# CSCI4969-6969 Assign4

## Protein Structure Prediction: Simplified AlphaFold

### Due: April 16th, before midnight

In this assignment, you will implement a simplified version of the AlphaFold protein structure method. In particular, we will predict only the distance matrix, instead of the full 3D coordinate structure.

## Data

For training, testing and validation we will make use of the ProteinNet Dataset. In particular, you can start with the smaller CASP7 set, and then try the larger CASP12 set. The CASP7 dataset has 34,557 structures (training_100). The CASP12 set has 104,059 structures.

The details of the ProteinNet data are mentioned at ProteinNet Records. Each "record" contains the sequence of the protein, followed by PSSM info, secondary structure info, tertiary structure (atomic coords of the $N$, $$C_{\alpha}$$, and $C$ atoms per position), an a boolean mask that indicates whether the atomic coords are present or not.

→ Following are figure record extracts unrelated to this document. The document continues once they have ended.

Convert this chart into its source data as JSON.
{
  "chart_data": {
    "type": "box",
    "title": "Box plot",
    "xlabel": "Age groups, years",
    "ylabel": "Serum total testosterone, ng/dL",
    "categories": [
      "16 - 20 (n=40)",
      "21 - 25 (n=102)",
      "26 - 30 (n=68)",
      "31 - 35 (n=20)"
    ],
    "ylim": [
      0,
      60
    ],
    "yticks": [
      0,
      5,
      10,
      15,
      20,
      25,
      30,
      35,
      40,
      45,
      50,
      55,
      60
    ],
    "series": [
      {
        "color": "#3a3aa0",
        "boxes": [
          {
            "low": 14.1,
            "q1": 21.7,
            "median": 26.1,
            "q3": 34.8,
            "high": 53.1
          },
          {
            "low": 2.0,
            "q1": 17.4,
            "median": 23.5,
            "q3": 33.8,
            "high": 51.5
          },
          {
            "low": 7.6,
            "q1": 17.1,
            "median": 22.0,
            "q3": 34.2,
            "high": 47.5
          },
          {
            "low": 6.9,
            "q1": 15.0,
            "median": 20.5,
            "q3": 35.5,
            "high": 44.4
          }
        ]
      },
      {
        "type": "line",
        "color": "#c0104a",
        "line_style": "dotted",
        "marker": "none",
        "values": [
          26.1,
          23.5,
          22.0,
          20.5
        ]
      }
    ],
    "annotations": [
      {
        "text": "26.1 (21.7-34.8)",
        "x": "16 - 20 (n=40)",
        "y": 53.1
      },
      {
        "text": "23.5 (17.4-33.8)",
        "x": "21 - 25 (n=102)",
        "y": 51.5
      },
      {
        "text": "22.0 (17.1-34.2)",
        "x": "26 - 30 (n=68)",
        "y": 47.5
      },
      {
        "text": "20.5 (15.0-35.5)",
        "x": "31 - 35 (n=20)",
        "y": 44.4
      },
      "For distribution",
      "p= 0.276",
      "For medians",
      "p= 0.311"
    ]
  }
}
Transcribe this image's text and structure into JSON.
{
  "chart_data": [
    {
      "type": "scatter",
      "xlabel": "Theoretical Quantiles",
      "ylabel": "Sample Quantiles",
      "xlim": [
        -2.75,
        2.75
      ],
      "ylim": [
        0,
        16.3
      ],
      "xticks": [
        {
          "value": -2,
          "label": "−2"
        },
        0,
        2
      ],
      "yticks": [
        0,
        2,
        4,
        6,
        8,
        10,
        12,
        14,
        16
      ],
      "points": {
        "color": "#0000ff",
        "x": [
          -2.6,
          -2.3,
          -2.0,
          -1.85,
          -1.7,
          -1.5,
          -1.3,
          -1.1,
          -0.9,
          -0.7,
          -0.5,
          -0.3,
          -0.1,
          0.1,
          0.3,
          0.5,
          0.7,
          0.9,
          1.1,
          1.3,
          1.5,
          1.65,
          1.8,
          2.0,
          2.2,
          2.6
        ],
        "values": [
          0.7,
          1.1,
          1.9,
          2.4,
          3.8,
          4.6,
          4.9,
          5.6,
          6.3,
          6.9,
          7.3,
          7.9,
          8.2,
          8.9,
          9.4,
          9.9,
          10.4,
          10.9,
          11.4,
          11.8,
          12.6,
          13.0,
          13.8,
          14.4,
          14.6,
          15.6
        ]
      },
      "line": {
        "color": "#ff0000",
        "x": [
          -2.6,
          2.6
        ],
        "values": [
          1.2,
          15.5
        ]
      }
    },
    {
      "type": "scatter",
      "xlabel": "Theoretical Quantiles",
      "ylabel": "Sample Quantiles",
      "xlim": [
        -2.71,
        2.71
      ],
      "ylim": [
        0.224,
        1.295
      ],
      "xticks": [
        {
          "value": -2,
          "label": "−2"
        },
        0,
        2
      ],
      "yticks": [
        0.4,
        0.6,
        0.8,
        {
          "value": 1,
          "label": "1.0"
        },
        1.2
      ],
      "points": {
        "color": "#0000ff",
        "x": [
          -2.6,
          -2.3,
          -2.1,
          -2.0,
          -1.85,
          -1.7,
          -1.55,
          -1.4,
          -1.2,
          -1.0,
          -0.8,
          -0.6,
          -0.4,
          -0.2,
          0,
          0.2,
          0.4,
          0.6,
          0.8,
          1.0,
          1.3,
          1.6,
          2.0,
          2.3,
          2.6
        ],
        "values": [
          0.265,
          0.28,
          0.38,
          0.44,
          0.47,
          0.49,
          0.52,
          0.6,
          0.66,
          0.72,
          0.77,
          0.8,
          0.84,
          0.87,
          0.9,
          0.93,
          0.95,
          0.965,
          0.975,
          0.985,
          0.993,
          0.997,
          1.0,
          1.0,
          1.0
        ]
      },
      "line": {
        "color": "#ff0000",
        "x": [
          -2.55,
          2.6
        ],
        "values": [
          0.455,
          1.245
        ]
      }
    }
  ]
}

Details of how the dataset was created and the training/validation/testing splits can be found in the ProteinNet paper.

The training data is further split into several subsets. The full data is training_100 that has all structures (34,557), whereas training_30 has a subset of 10,333 structures. The "30" means that sequences with over 30% identity are removed to reduce redundancy. You can start with the training_30 subset, or sample it down even further while developing your code.

You can use the pytorch parser to read the proteinnet data.

## Method

The input to your method will be the training, validation and testing files from ProteinNet. Given a protein sequence $S$ of length $n$ from the training set, you will read the input features from the one-hot and PSSM info, etc, to create the $$n \times n \times f$$ tensor for the sequence $S$, where $f$ is the number of features per $(i,j)$ pair in $S$. For creating $f$, you can concatenate the features (one-hot, PSSM, info-content, etc.) for position $i$ and $j$, and you can also add their element-wise product and absolute value of the difference. At least try concatenation. See if the other alternatives improve the prediction.

You will next implement the residual block framework as described in the AlphaFold paper. However, you need not train on a 220 layer network. Rather you will train on several block groups, where each group (of 4 blocks) cycles through the dilations of 1,2,4,and 8. You should make the "number of block groups" an input parameter. So if we use 2 block groups, then your network will be trained on 8 blocks with two cycles of dilations. Each block should be made up of the different batch-norm, ELU, projections and dilations as described. These layers/activations will make use of the pytorch inbuilt functions, so you have to only define the architecture and forward function.

We will train on each $$64 \times 64$$ tile separately. You can create tiles by starting at a randomly chosen position $(s,e)$, and then generating all tiles with a stride of 64 for non-overlapping tiles (or 16 or 32 if you want to have overlaps between tiles); this also assumes that the input tensor has been zero padded as appropriate. You should restrict $s$ and $e$ to be within the first 64 entries (after zero-padding) along each dimension, to generate tiles that cover the entire protein. In particular, different epochs sould start at different $(s,e)$ locations for the same protein, That is, after predicting the distances for the tile, you will compare with the true distances for that tile only. You will first need to discretize the distances between $$\text{2--22} A^\circ$$ into 64 equal bins, and another for greater than 22. Total 65 different distance symbols. The you can use cross-entropy loss on the predicted probabilities and true distance symbols (as a variant you can also experiment with direct distance prediction via squared-error loss).

You can monitor the predictions on the validation set of any hyperparameter tuning or early stopping in terms of loss.

For testing you should report the loss, but also the accuracy of contact prediction. That is, a pair $(i,j)$ is in contact if the true distance is below $$8A^\circ$$. So for each test sequence, you should sum up the probabilities in the bins corresponding to the "symbols" in the range $$2\text{--}8A^\circ$$, and if that is over 0.5 then you can predict that pair to be in contact. You can then report the accuracy for short, medium and long range contacts. Short is defined as $$5 \le |i-j| \le 12$$, medium as $$12 \le |i-j| \le 23$$ and long as $$|i-j| \ge 23$$. In each category, you should report the accuracy for the top $n$, $n/2$ and $n/5$ predictions, where $n$ is the sequence length. Finally, you should averge the accuracy in each range over all of the test protein and report that number.

Besides the alphafold code You may find the following two open-source implementations of alphafold of value in your own implementation: ProSPr and MiniFold.

### Submission

Submit assign4.py via submitty, along with an output file (txt/pdf) that summarizes the results of your method in terms of training and testing accuracy values.

Your code must not hardcode any filenames or directories, but rather accept them from the command line input. Your code will be run as:

assign4.py TRAIN VAL TEST NG

where TRAIN is the training file (e.g., training_30), VAL is the validation file and TEST is the testing file. Here NG is an integer that denotes the nubmer of block groups to train on.